Zelena's jaw tightens. "I don't quite follow."
"Your downfall will be your precious sister," he says with appalling glee. "Taking care of you is nothing to her but a practice in power. You're perpetually leashed, my dear."
Zelena shakes her head, wincing, because it's wrong. "You don't know anything about Regina."
"In fact I do," he replies, tossing the apple on the ground by her feet. He walks away and she swears clumps of green turn to rust in his wake. "I practically created her myself."
She tells Regina only that he was here. She doesn't tell her what he'd said, but she gathers that the shaking of her voice gives away that it was anything but a harmless, amicable visitation.

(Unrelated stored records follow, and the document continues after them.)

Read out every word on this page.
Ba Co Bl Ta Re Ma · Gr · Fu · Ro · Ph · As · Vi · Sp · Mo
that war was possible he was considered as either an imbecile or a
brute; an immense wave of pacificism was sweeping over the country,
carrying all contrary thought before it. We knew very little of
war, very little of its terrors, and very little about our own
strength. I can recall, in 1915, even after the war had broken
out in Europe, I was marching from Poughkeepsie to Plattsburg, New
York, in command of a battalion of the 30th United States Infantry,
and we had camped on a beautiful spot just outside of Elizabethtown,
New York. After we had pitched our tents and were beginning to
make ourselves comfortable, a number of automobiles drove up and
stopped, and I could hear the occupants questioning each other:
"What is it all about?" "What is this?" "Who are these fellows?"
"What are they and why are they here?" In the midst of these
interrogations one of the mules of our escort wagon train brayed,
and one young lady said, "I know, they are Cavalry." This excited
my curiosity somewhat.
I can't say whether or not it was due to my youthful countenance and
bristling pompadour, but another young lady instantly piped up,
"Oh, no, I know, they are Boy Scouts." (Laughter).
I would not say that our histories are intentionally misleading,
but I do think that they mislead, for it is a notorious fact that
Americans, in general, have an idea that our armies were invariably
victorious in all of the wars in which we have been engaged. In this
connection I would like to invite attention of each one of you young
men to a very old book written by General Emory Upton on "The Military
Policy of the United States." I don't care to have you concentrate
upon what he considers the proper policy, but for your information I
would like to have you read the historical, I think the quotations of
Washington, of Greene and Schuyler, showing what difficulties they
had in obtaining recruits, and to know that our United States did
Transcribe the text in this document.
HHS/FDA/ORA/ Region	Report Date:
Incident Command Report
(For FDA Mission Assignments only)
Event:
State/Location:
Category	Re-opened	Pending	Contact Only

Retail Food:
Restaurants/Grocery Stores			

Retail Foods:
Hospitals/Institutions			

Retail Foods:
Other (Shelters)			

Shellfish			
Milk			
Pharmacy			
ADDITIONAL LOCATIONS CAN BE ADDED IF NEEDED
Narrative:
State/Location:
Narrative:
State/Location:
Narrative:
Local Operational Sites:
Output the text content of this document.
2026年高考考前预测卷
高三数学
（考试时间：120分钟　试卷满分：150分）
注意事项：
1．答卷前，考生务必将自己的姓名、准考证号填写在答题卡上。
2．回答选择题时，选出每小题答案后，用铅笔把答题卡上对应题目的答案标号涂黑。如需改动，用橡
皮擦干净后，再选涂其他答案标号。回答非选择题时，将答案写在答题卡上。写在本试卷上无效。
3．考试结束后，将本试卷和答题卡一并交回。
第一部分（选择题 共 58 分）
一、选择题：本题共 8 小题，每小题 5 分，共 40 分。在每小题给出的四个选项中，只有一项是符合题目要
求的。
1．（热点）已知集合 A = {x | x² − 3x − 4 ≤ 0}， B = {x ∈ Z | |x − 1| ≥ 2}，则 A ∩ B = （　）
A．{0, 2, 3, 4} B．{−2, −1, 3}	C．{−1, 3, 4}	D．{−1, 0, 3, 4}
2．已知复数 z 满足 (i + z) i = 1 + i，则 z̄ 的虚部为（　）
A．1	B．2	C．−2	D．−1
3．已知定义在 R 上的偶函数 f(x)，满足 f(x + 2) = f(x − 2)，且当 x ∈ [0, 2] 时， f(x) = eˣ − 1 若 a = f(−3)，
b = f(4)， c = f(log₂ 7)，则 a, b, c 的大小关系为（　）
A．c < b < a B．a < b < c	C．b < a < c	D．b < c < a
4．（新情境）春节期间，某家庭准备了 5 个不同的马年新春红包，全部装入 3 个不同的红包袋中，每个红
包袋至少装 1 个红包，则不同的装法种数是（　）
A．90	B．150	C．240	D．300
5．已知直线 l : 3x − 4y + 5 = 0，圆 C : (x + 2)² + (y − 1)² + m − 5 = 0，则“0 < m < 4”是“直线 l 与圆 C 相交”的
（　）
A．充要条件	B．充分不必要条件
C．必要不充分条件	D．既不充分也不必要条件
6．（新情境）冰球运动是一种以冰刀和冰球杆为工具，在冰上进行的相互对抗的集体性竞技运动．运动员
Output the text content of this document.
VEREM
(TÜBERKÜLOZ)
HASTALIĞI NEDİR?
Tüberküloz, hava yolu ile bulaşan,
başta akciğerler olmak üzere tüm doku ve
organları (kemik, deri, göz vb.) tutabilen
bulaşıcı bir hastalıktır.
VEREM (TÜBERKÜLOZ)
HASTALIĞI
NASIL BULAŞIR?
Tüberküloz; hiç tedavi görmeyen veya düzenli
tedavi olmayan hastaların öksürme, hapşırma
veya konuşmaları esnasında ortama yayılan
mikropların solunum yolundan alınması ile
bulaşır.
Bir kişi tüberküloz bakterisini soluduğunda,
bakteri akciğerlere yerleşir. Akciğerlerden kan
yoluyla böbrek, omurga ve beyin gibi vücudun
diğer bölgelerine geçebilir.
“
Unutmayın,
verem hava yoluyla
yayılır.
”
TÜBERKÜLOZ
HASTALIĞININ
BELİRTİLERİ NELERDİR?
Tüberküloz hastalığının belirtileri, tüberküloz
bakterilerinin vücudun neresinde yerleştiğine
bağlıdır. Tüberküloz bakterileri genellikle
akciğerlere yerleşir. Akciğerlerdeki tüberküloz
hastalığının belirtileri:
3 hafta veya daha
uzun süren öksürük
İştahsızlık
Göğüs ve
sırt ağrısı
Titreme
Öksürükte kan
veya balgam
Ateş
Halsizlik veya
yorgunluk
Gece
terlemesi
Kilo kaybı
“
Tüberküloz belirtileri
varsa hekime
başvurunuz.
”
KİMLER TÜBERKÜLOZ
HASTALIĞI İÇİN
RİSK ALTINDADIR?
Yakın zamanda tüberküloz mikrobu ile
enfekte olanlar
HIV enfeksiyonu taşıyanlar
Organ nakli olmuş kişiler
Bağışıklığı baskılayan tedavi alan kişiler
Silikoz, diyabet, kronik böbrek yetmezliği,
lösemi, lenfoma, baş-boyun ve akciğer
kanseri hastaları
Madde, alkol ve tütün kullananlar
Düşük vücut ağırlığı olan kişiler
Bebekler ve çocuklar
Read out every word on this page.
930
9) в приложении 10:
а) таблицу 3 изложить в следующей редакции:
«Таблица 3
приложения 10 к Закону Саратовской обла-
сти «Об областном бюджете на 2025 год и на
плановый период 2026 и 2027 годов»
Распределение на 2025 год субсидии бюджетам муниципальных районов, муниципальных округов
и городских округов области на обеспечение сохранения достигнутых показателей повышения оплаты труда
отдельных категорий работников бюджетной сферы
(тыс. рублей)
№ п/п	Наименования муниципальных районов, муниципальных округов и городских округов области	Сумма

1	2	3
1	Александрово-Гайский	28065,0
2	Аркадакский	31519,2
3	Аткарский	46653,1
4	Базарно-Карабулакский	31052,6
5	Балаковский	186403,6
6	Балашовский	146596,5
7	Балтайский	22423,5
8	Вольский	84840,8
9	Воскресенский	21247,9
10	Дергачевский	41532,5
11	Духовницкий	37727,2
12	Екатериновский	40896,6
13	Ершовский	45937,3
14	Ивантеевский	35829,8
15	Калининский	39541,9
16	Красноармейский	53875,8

Regina casts a protection spell, and she doesn't intend for it to be the end all and be all of this apparent Rumpelstiltskin situation, but it is a precaution that they would both be foolish not to take. The spell is enacted with light magic; it feels different than her own, if she can still remember how that truly felt –– but it feels warmer, smoother, like new blankets after Regina does the laundry, or hot cocoa in the morning, or the first time Regina touched Zelena's hand in the hospital.
Zelena tries not to think about how this was the same magic that brought her to the brink of death. And if she does, she thinks over and over again of how Regina cried over her and said: No more. That's enough. No more.
She sees Tinkerbell less often and it's easy to accept. Heartbreak is nothing foreign to Zelena. It is now just a matter of moving on. It's not the same and it becomes the same when it becomes destructive, and Zelena won't let that happen. Even if her existence as of late is a cycle of misery and fear.
Emma, after three months since her departure, has chosen to return. All of them––she, Regina, Henry, two idiots and the rapidly growing baby––are in the living room of the apartment awaiting her arrival.
When someone finally knocks, when Snow White opens the door and when it is Emma under the frame, there is a collective breath that is released by everyone but Zelena. She walks in and she looks just a little bit older, but she's brighter. Like she's learned something so, so profound while away and she's determined to show them.
Emma gives Zelena a regarding nod, interrupted by the intensity of Henry's hug. It elicits a laugh and Regina is beaming. There are tears in her eyes.
When she stops in front of Regina, they just look at each other for a while. Regina hugs Emma, then, and both of them are sniffling, and it feels so intimate that Zelena has to face the other direction.
She is glad for her sister. She is glad that she's making more amends with the people she clearly wants to keep. But Zelena is still full of coal and no fire, so maybe she feels something else, something that's been so dormant all this while. It makes her sick.